# Turnips at 619!



## koeru (Apr 21, 2020)

Hey guys, turnips are at 619 on my island. Feel free to comment below with your in game name and I'll be DMing dodo codes so it doesn't get super crowded (probably 3 at a time). Preferably only 1 trip each.

Tips aren't strictly necessary, but I'd really appreciate the following gnomes:
laid back (lime green hat)
rebel (black)
reliable ( blue hat)

Or ironwood dresser, cupboard and cart  DIY (or just the item i guess), or any other cool DIYs like celeste items you might have

Alternatively you can just tip some of your profits.

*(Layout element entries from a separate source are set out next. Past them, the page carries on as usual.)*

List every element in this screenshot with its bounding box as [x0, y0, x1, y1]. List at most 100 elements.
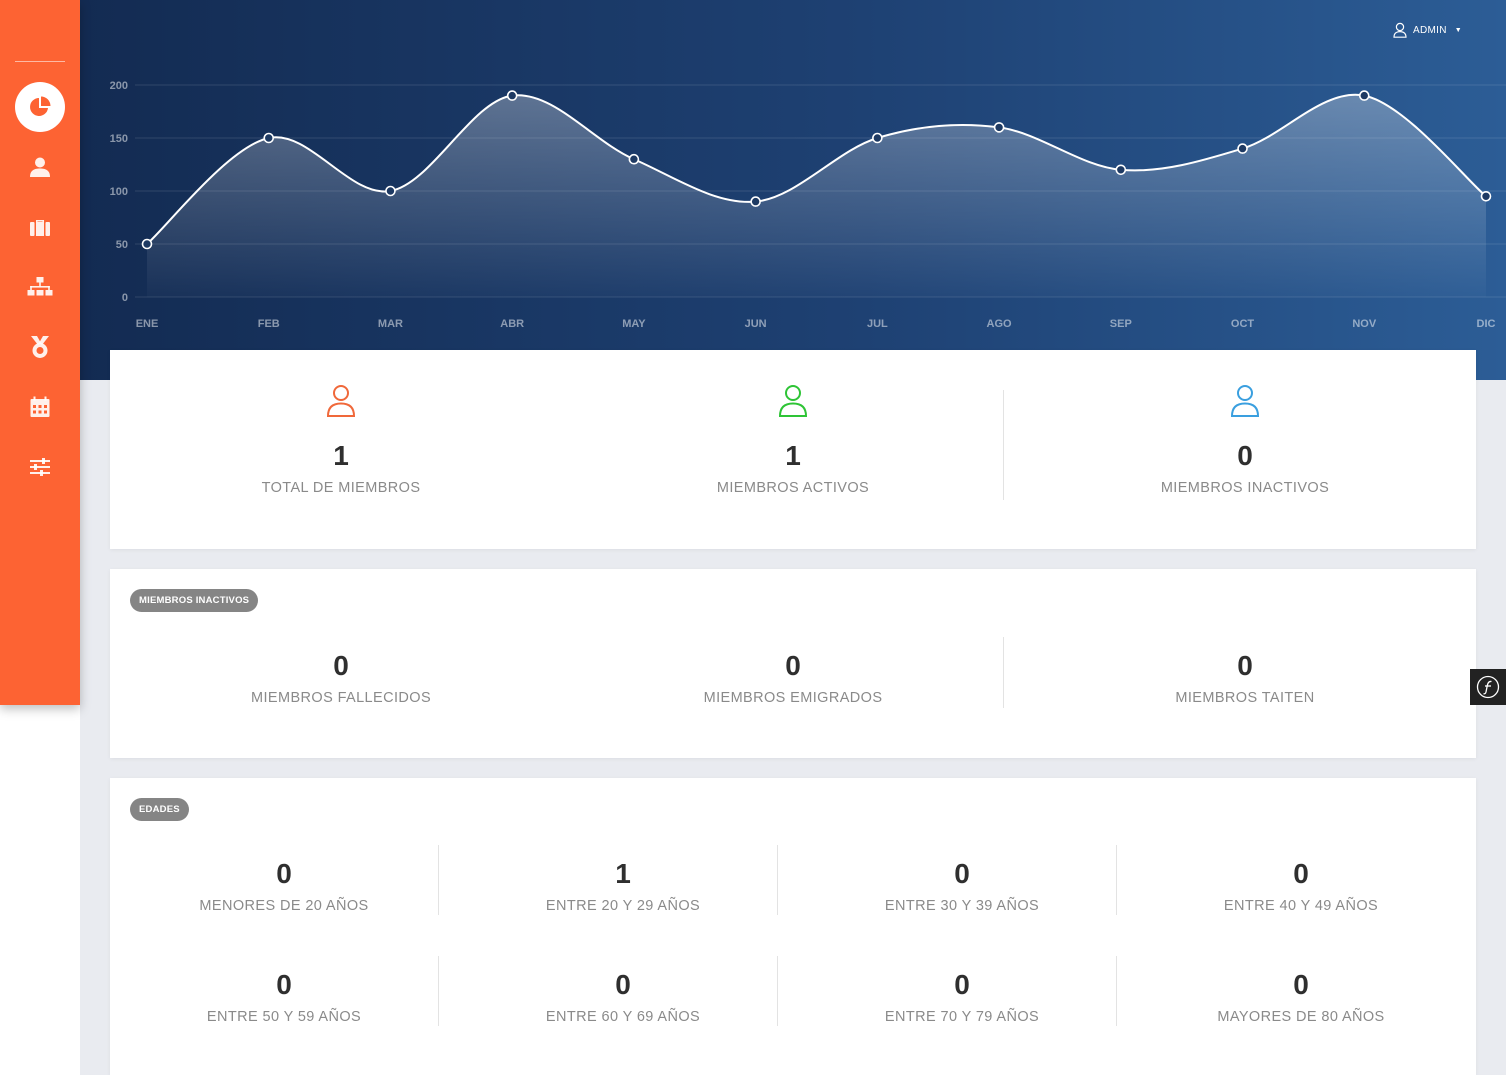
stat-label: ENTRE 40 Y 49 AÑOS: [1223, 898, 1379, 914]
stat-taiten-members: 0 MIEMBROS TAITEN: [1125, 650, 1365, 706]
stat-label: ENTRE 70 Y 79 AÑOS: [884, 1009, 1040, 1025]
chart-data-point[interactable]: [993, 122, 1005, 133]
x-tick-label: MAY: [622, 318, 646, 330]
column-divider: [438, 956, 439, 1026]
stat-label: ENTRE 60 Y 69 AÑOS: [545, 1009, 701, 1025]
x-tick-label: NOV: [1352, 318, 1377, 330]
x-tick-label: ABR: [500, 318, 524, 330]
stat-inactive-members: 0 MIEMBROS INACTIVOS: [1155, 384, 1335, 496]
stat-value: 0: [333, 650, 349, 681]
x-tick-label: JUL: [867, 318, 888, 330]
x-tick-label: ENE: [136, 318, 159, 330]
stat-age-60-69: 0 ENTRE 60 Y 69 AÑOS: [523, 969, 723, 1025]
briefcase-icon: [30, 220, 50, 236]
members-summary-card: 1 TOTAL DE MIEMBROS 1 MIEMBROS ACTIVOS 0…: [110, 350, 1476, 549]
sidebar-item-work[interactable]: [15, 202, 65, 252]
stat-value: 0: [1293, 858, 1309, 889]
x-tick-label: MAR: [378, 318, 403, 330]
stat-label: ENTRE 50 Y 59 AÑOS: [206, 1009, 362, 1025]
ages-card: EDADES 0 MENORES DE 20 AÑOS 1 ENTRE 20 Y…: [110, 778, 1476, 1075]
x-tick-label: DIC: [1477, 318, 1496, 330]
stat-label: MENORES DE 20 AÑOS: [199, 898, 369, 914]
stat-age-20-29: 1 ENTRE 20 Y 29 AÑOS: [523, 858, 723, 914]
chart-data-point[interactable]: [1480, 191, 1492, 202]
column-divider: [1003, 637, 1004, 708]
x-tick-label: FEB: [258, 318, 280, 330]
stat-label: TOTAL DE MIEMBROS: [261, 480, 421, 496]
sidebar-item-organization[interactable]: [15, 262, 65, 312]
sliders-icon: [30, 458, 50, 476]
chart-data-point[interactable]: [1237, 143, 1248, 154]
sidebar-item-awards[interactable]: [15, 322, 65, 372]
x-tick-label: SEP: [1110, 318, 1132, 330]
chart-data-point[interactable]: [385, 185, 396, 197]
x-tick-label: JUN: [745, 318, 767, 330]
stat-label: ENTRE 30 Y 39 AÑOS: [884, 898, 1040, 914]
stat-age-40-49: 0 ENTRE 40 Y 49 AÑOS: [1201, 858, 1401, 914]
stat-value: 0: [954, 969, 970, 1000]
symfony-toolbar-toggle[interactable]: [1470, 669, 1506, 705]
y-tick-label: 150: [110, 133, 128, 145]
user-menu-label: ADMIN: [1413, 24, 1447, 36]
chart-data-point[interactable]: [872, 132, 883, 144]
y-tick-label: 200: [110, 80, 128, 92]
chart-data-point[interactable]: [263, 132, 275, 144]
chart-data-point[interactable]: [506, 90, 518, 101]
chart-data-point[interactable]: [750, 196, 761, 207]
stat-value: 0: [1237, 440, 1253, 471]
chart-data-point[interactable]: [1115, 164, 1127, 176]
stat-label: MIEMBROS INACTIVOS: [1160, 480, 1330, 496]
stat-label: MIEMBROS EMIGRADOS: [703, 690, 883, 706]
stat-value: 0: [276, 858, 292, 889]
symfony-logo-icon: [1476, 675, 1500, 699]
stat-value: 0: [1237, 650, 1253, 681]
stat-age-70-79: 0 ENTRE 70 Y 79 AÑOS: [862, 969, 1062, 1025]
chart-data-point[interactable]: [141, 238, 153, 250]
medal-icon: [31, 336, 49, 358]
sitemap-icon: [27, 277, 53, 296]
column-divider: [1116, 956, 1117, 1026]
user-outline-icon: [326, 385, 356, 417]
stat-active-members: 1 MIEMBROS ACTIVOS: [703, 384, 883, 496]
stat-value: 0: [785, 650, 801, 681]
stat-value: 0: [954, 858, 970, 889]
column-divider: [1116, 845, 1117, 915]
column-divider: [1003, 390, 1004, 500]
user-outline-icon: [1393, 22, 1407, 38]
section-badge: MIEMBROS INACTIVOS: [130, 589, 259, 612]
stat-label: MAYORES DE 80 AÑOS: [1217, 1009, 1385, 1025]
calendar-icon: [30, 396, 50, 417]
column-divider: [438, 845, 439, 915]
stat-value: 0: [1293, 969, 1309, 1000]
stat-emigrated-members: 0 MIEMBROS EMIGRADOS: [673, 650, 913, 706]
x-tick-label: OCT: [1231, 318, 1255, 330]
column-divider: [777, 956, 778, 1026]
chart-data-point[interactable]: [1358, 90, 1370, 101]
stat-label: MIEMBROS TAITEN: [1175, 690, 1315, 706]
stat-deceased-members: 0 MIEMBROS FALLECIDOS: [221, 650, 461, 706]
sidebar-item-calendar[interactable]: [15, 382, 65, 432]
stat-total-members: 1 TOTAL DE MIEMBROS: [251, 384, 431, 496]
stat-label: MIEMBROS FALLECIDOS: [250, 690, 432, 706]
user-outline-icon: [1230, 385, 1260, 417]
x-tick-label: AGO: [987, 318, 1013, 330]
caret-down-icon: ▼: [1454, 26, 1462, 34]
user-outline-icon: [778, 385, 808, 417]
stat-value: 1: [333, 440, 349, 471]
user-menu[interactable]: ADMIN ▼: [1393, 22, 1462, 38]
sidebar-item-dashboard[interactable]: [15, 82, 65, 132]
section-badge: EDADES: [130, 798, 189, 821]
stat-label: ENTRE 20 Y 29 AÑOS: [545, 898, 701, 914]
stat-value: 0: [276, 969, 292, 1000]
sidebar-divider: [15, 61, 65, 62]
user-icon: [30, 157, 50, 177]
sidebar-item-settings[interactable]: [15, 442, 65, 492]
y-tick-label: 50: [116, 239, 128, 251]
stat-age-over-80: 0 MAYORES DE 80 AÑOS: [1201, 969, 1401, 1025]
sidebar: [0, 0, 80, 705]
monthly-members-chart: 0 50 100 150 200 ENE FEB MAR ABR MAY JUN JUL AGO SEP…: [110, 80, 1506, 330]
sidebar-item-members[interactable]: [15, 142, 65, 192]
chart-data-point[interactable]: [628, 153, 640, 165]
stat-label: MIEMBROS ACTIVOS: [716, 480, 870, 496]
chart-area-fill: [147, 94, 1486, 297]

Moving to a turnip.exchange queue: f04883c3


----------



## kuubiko (Apr 21, 2020)

hi! i’d love to come! i’ll tip in bells and bring an ironwood dresser!


----------



## ourgrace (Apr 21, 2020)

I'd love to come! I can tip in bells!


----------



## Momo15 (Apr 21, 2020)

May I come? I can tip bells as well!


----------



## eremurus (Apr 21, 2020)

I've got a rebel gnome I can bring!


----------



## Miele (Apr 21, 2020)

I’ll love to come


----------



## pochacco (Apr 21, 2020)

i’d like to come in as well if it’s possible :]


----------



## soomi (Apr 21, 2020)

I’d love to come! I can tip!!


----------



## Odette (Apr 21, 2020)

Hey can I come? 

*EDIT:* Just realised I can bring the garden gnome with the blue hat


----------



## Soot Sprite (Apr 21, 2020)

I’d love to come!


----------



## Kitcatsandy (Apr 21, 2020)

May I stop by please?  
Ign: Sandy from Salem


----------



## spicequeen17 (Apr 21, 2020)

If this is still available, I’d really appreciate the trip! I’ve been trying to sell all day  will bring tips


----------



## 1kiki09 (Apr 21, 2020)

I'd love to come if possible!


----------



## gudetamae (Apr 21, 2020)

I'd like to drop by


----------



## windfall (Apr 21, 2020)

I’d like to drop by 

edit: ign is Jessica!


----------



## mkyoshi7 (Apr 21, 2020)

I’d like to come! I can make you an ironwood cart


----------



## Rosaline (Apr 21, 2020)

I'd like to come! I can craft you an ironwood dresser!


----------



## SkylerEye (Apr 21, 2020)

Hey, if you're still accepting people to visit your island please send a dm, my characters name is periwinkle.


----------



## dwojo68 (Apr 21, 2020)

hello, if your still accepting i would like to come willing to tip bells send me a DM.


----------



## alexciaramellano (Apr 21, 2020)

hello!! if you’re still accepting id love to be added to the queue. i will tip accordingly


----------



## chriss (Apr 21, 2020)

I have the gnome with the green hat. I'm like 28th in que on turnip exchange so it'll be awhile.


----------



## Mike&Ike (Apr 21, 2020)

I'd love to come. Currently 24 in the queue; I can tip in bells.


----------



## seasighed (Apr 21, 2020)

IGN is July and my island is Duwang! can tip in bells! COMPLETELY FORGOT TO COMMENT .... #12 IN QUEUE NOW


----------



## deadsire (Apr 21, 2020)

Robb


----------